Mine presuming there was no discount was £46,661.46 [:-] But I was told that Porsche were reducing the price of 944's in late 1990 and early 1991 to clear them out before the 968 was launched. I have a brochure from Evans Halshaw in 1991 advertising discounts which I will upload tomorrow.
 
This is pretty awesome! Does anyone know the cost's of having proper rear seat belts as opposed to lap straps and a de-cat? As they are listed as options on my cert of authenticity but they don't show up in either of the standard or option sheets there.
 
My turbo adds up to £46,332 with extras shown on the Certificate of Authenticity. Using Glenn's formula, this comes to £90,810 at todays money. And I have to say I don't think they'd sell many if they relaunched it that price now!
Not a fair comparison, as cars have changed so much in what you get for your money over twenty years, and what they cost as a proportion of household income has changed so much. There was a really interesting cost analysis recently (if that's not an oxymoron [&:]), where they compared fuel costs from an old Cortina, through the Sierra, Mondeo-Man of the nineties, and up to date with the current Mondeo. Fuel costs are actually lower by far than they were with a '70's Cortina, just that we only see the headline price, and the Daily Mail's scare-mongering, and not the real amount an average person spends as a proportion of an average income. Cars were just so much more expensive back then, and options were more "essentials", so premium cars tended to be bumped up massively. Remember, that was an era when even a radio was an option, let alone air-con, ALB, PAS, sunroof, electric seats, headlamp washers etc. I remember my Father spending a fortune on a coin holder in either one of his 944s or a BM of the time, but it was a valuable option as parking meters needed coins, and (younger forum users turn away now, lol) you needed coins for phone boxes. I think you'd be more accurate to treat late '80s 944 list prices as nearly the same now. If Porsche were to release a front-engined RWD coupe, slotting in well below the 911 of today, and assuming the Boxster/Cayman didn't exist? I guess it would have to be c. £40K, rising to £50K-plus for the Turbo version? It'd probably be less, in reality, and built to a smaller, lighter spec. The recently cancelled VW/Porsche roadster was a pretty simlar prospect to the original 924, the concept now being built by Toyota and Subaru, of course. Bearig in mind the recessions of the mid '80s and early '90s, it's incredible they sold any late 944s or 968s.

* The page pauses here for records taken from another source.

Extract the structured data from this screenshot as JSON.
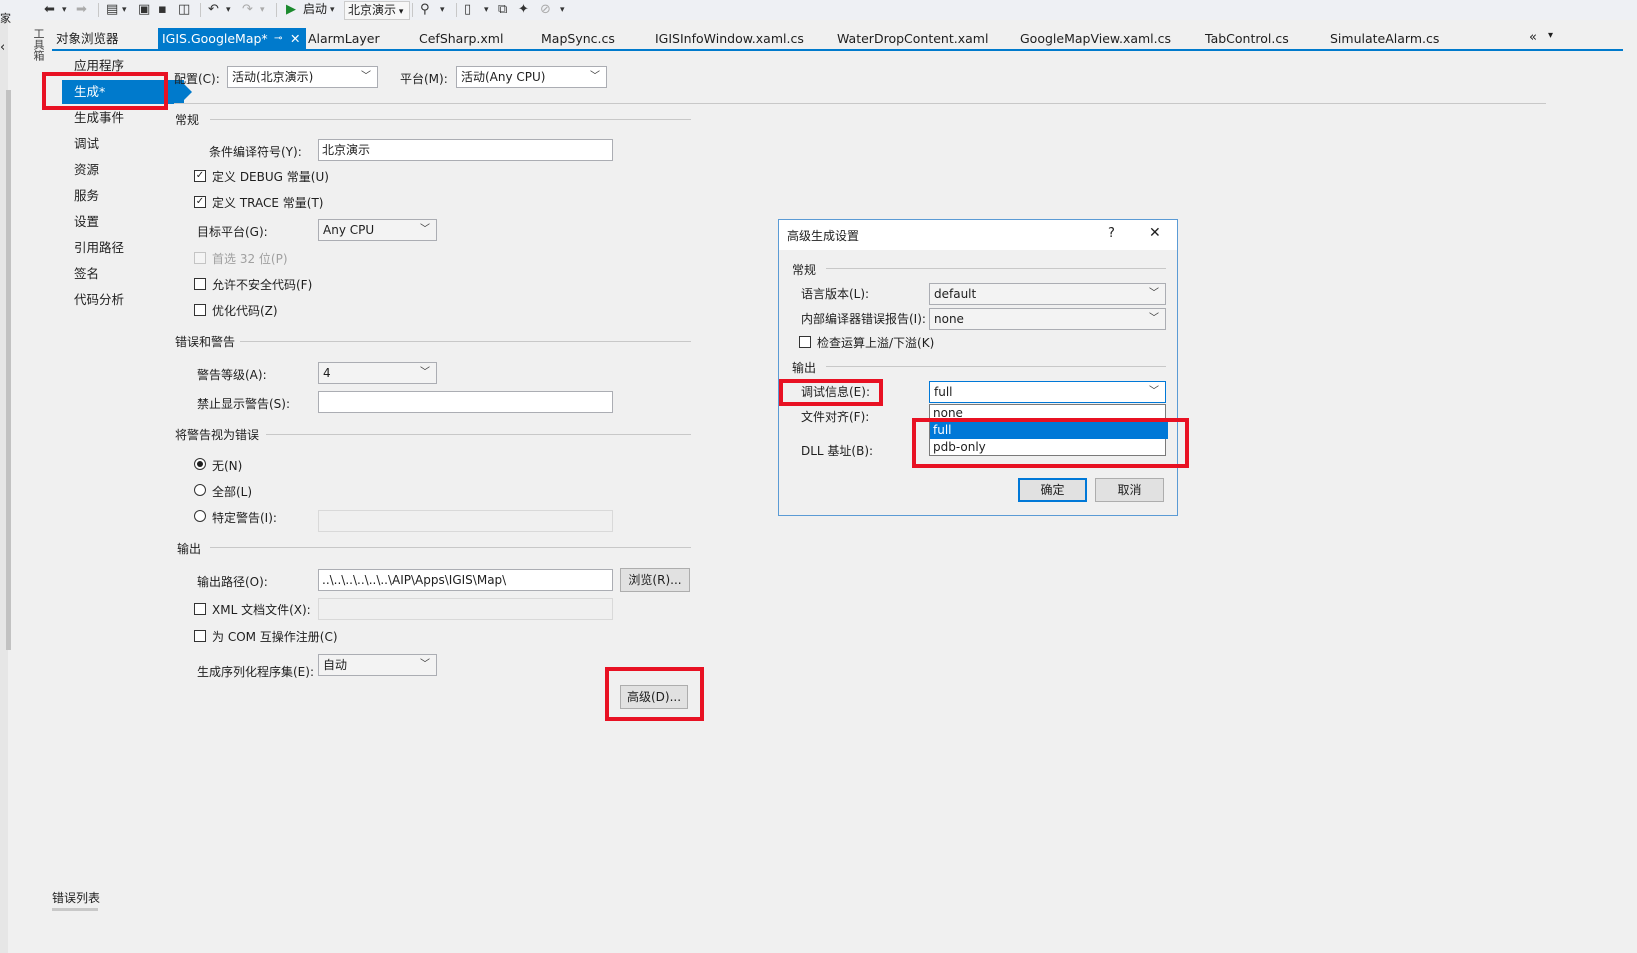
{
  "toolbar": {
    "start_label": "启动",
    "config_label": "北京演示"
  },
  "toolbox_tab": "工具箱",
  "left_strip_text": "家",
  "tabs": [
    {
      "label": "对象浏览器"
    },
    {
      "label": "IGIS.GoogleMap*"
    },
    {
      "label": "AlarmLayer"
    },
    {
      "label": "CefSharp.xml"
    },
    {
      "label": "MapSync.cs"
    },
    {
      "label": "IGISInfoWindow.xaml.cs"
    },
    {
      "label": "WaterDropContent.xaml"
    },
    {
      "label": "GoogleMapView.xaml.cs"
    },
    {
      "label": "TabControl.cs"
    },
    {
      "label": "SimulateAlarm.cs"
    }
  ],
  "nav": {
    "items": [
      "应用程序",
      "生成*",
      "生成事件",
      "调试",
      "资源",
      "服务",
      "设置",
      "引用路径",
      "签名",
      "代码分析"
    ],
    "selected_index": 1
  },
  "top": {
    "config_label": "配置(C):",
    "config_value": "活动(北京演示)",
    "platform_label": "平台(M):",
    "platform_value": "活动(Any CPU)"
  },
  "general": {
    "section": "常规",
    "symbols_label": "条件编译符号(Y):",
    "symbols_value": "北京演示",
    "debug_label": "定义 DEBUG 常量(U)",
    "debug_checked": true,
    "trace_label": "定义 TRACE 常量(T)",
    "trace_checked": true,
    "target_label": "目标平台(G):",
    "target_value": "Any CPU",
    "prefer32_label": "首选 32 位(P)",
    "unsafe_label": "允许不安全代码(F)",
    "optimize_label": "优化代码(Z)"
  },
  "errors": {
    "section": "错误和警告",
    "level_label": "警告等级(A):",
    "level_value": "4",
    "suppress_label": "禁止显示警告(S):",
    "suppress_value": ""
  },
  "treat": {
    "section": "将警告视为错误",
    "none_label": "无(N)",
    "all_label": "全部(L)",
    "specific_label": "特定警告(I):",
    "selected": "none"
  },
  "output": {
    "section": "输出",
    "path_label": "输出路径(O):",
    "path_value": "..\\..\\..\\..\\..\\..\\AIP\\Apps\\IGIS\\Map\\",
    "browse_label": "浏览(R)...",
    "xml_label": "XML 文档文件(X):",
    "com_label": "为 COM 互操作注册(C)",
    "serial_label": "生成序列化程序集(E):",
    "serial_value": "自动",
    "advanced_label": "高级(D)..."
  },
  "dialog": {
    "title": "高级生成设置",
    "help": "?",
    "close": "✕",
    "general_section": "常规",
    "lang_label": "语言版本(L):",
    "lang_value": "default",
    "report_label": "内部编译器错误报告(I):",
    "report_value": "none",
    "overflow_label": "检查运算上溢/下溢(K)",
    "output_section": "输出",
    "debuginfo_label": "调试信息(E):",
    "debuginfo_value": "full",
    "align_label": "文件对齐(F):",
    "dll_label": "DLL 基址(B):",
    "options": [
      "none",
      "full",
      "pdb-only"
    ],
    "highlighted_option": 1,
    "ok_label": "确定",
    "cancel_label": "取消"
  },
  "bottom_tab": "错误列表",
  "colors": {
    "accent": "#007acc",
    "highlight_box": "#e81123",
    "selection": "#0078d7"
  }
}
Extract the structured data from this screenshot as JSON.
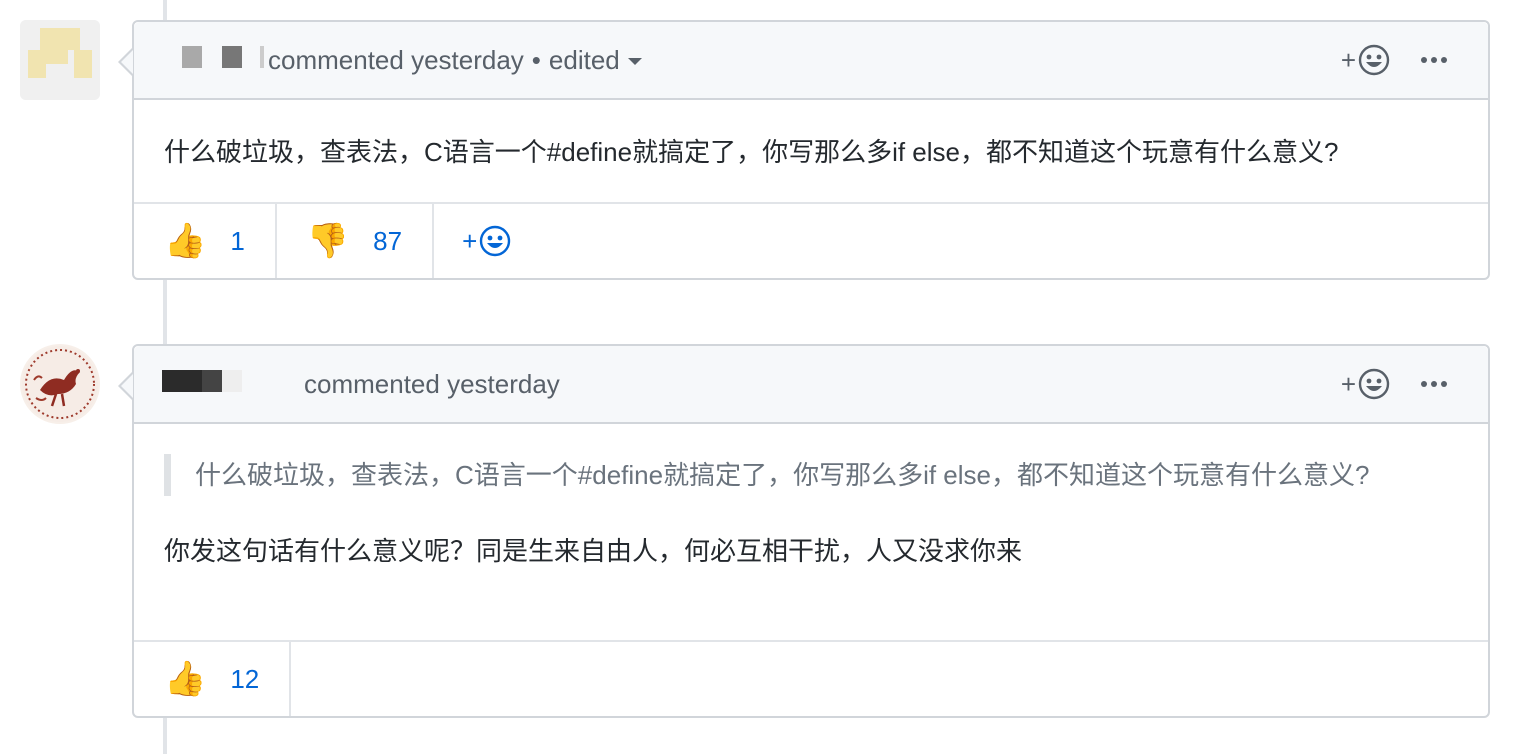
{
  "colors": {
    "border": "#d1d5da",
    "header_bg": "#f6f8fa",
    "link_blue": "#0366d6",
    "meta_gray": "#586069"
  },
  "comments": [
    {
      "header": {
        "meta_text": "commented yesterday",
        "separator": "•",
        "edited_label": "edited"
      },
      "body": "什么破垃圾，查表法，C语言一个#define就搞定了，你写那么多if else，都不知道这个玩意有什么意义?",
      "reactions": [
        {
          "emoji": "👍",
          "icon": "thumbs-up-icon",
          "count": "1"
        },
        {
          "emoji": "👎",
          "icon": "thumbs-down-icon",
          "count": "87"
        }
      ],
      "add_reaction_label": "+"
    },
    {
      "header": {
        "meta_text": "commented yesterday"
      },
      "quote": "什么破垃圾，查表法，C语言一个#define就搞定了，你写那么多if else，都不知道这个玩意有什么意义?",
      "body": "你发这句话有什么意义呢？同是生来自由人，何必互相干扰，人又没求你来",
      "reactions": [
        {
          "emoji": "👍",
          "icon": "thumbs-up-icon",
          "count": "12"
        }
      ]
    }
  ],
  "header_actions": {
    "add_reaction_label": "+",
    "more_icon": "kebab-horizontal-icon",
    "smiley_icon": "smiley-icon"
  }
}
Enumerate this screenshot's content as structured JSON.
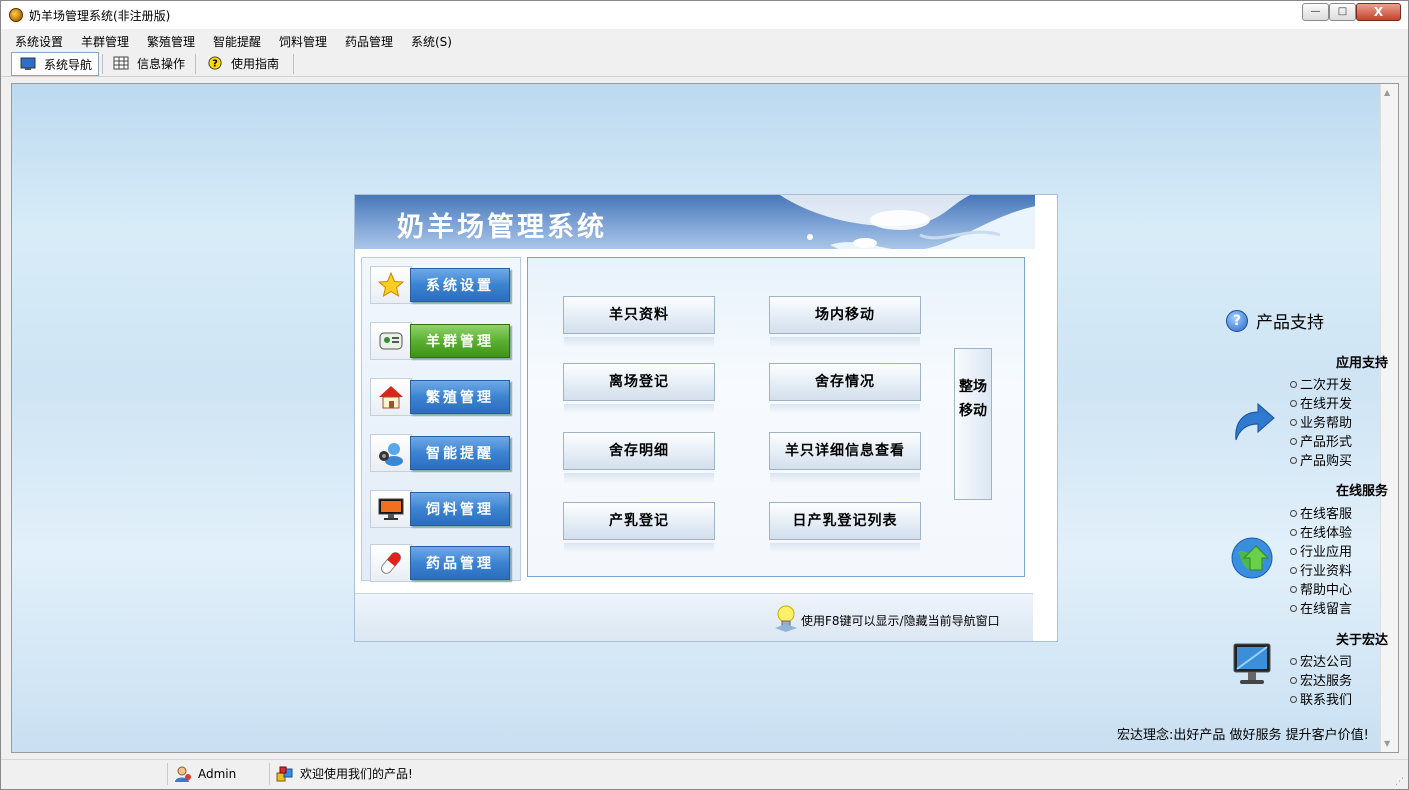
{
  "window": {
    "title": "奶羊场管理系统(非注册版)",
    "btn_min": "—",
    "btn_max": "□",
    "btn_close": "X"
  },
  "menu": [
    "系统设置",
    "羊群管理",
    "繁殖管理",
    "智能提醒",
    "饲料管理",
    "药品管理",
    "系统(S)"
  ],
  "toolbar": {
    "nav": "系统导航",
    "info": "信息操作",
    "guide": "使用指南"
  },
  "panel": {
    "title": "奶羊场管理系统",
    "nav": [
      "系统设置",
      "羊群管理",
      "繁殖管理",
      "智能提醒",
      "饲料管理",
      "药品管理"
    ],
    "active_nav": "羊群管理",
    "buttons": [
      "羊只资料",
      "场内移动",
      "离场登记",
      "舍存情况",
      "舍存明细",
      "羊只详细信息查看",
      "产乳登记",
      "日产乳登记列表"
    ],
    "vertical_button": "整场移动",
    "hint": "使用F8键可以显示/隐藏当前导航窗口"
  },
  "support": {
    "title": "产品支持",
    "sections": [
      {
        "title": "应用支持",
        "links": [
          "二次开发",
          "在线开发",
          "业务帮助",
          "产品形式",
          "产品购买"
        ],
        "icon": "blue-arrow-icon"
      },
      {
        "title": "在线服务",
        "links": [
          "在线客服",
          "在线体验",
          "行业应用",
          "行业资料",
          "帮助中心",
          "在线留言"
        ],
        "icon": "globe-icon"
      },
      {
        "title": "关于宏达",
        "links": [
          "宏达公司",
          "宏达服务",
          "联系我们"
        ],
        "icon": "monitor-icon"
      }
    ],
    "motto": "宏达理念:出好产品 做好服务 提升客户价值!"
  },
  "status": {
    "user": "Admin",
    "message": "欢迎使用我们的产品!"
  },
  "colors": {
    "accent_blue": "#3c83d2",
    "active_green": "#5bb032",
    "background": "#cfe4f4"
  }
}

We might be feeling the pinch now, but in 1987 I had my first mortgage, at nearly 4 times our joint income. In 1988 it went from 7% to 15%, with one of us unemployed. Work that out, if you have recently bought your first house and have a fixed-rate 3.25% deal! [:eek:]
 
But that said, Paul, the 944 turbo was more expensive than the standard 911 of the day. Given that a sensible spec standard 991 is now about £80k, the figure given by Glenn's formula is not so far off. The 944 of the current range is surely the Cayman. So a 944 lux (Cayman) would be about £40k, a 944 S2 (Cayman S) would be about £50k, and a 944 turbo (if they made a Cayman turbo that was more expensive and faster than a standard 991) would have to be at least £70k, and probably more.
 
I have a magazine article somewhere on the 944 turbo circa 1990 that concludes that while the 944T is an excellent all rounder you could have a new lotus esprit turbo and a new golf gti for the same money. Tony
 
I was reading the 944 Turbo S/SE vs Ferrari 328GTS Performance Car article earlier (by chance) and the Lotus Espirit was £12,000 cheaper and the 328 was only a shade dearer.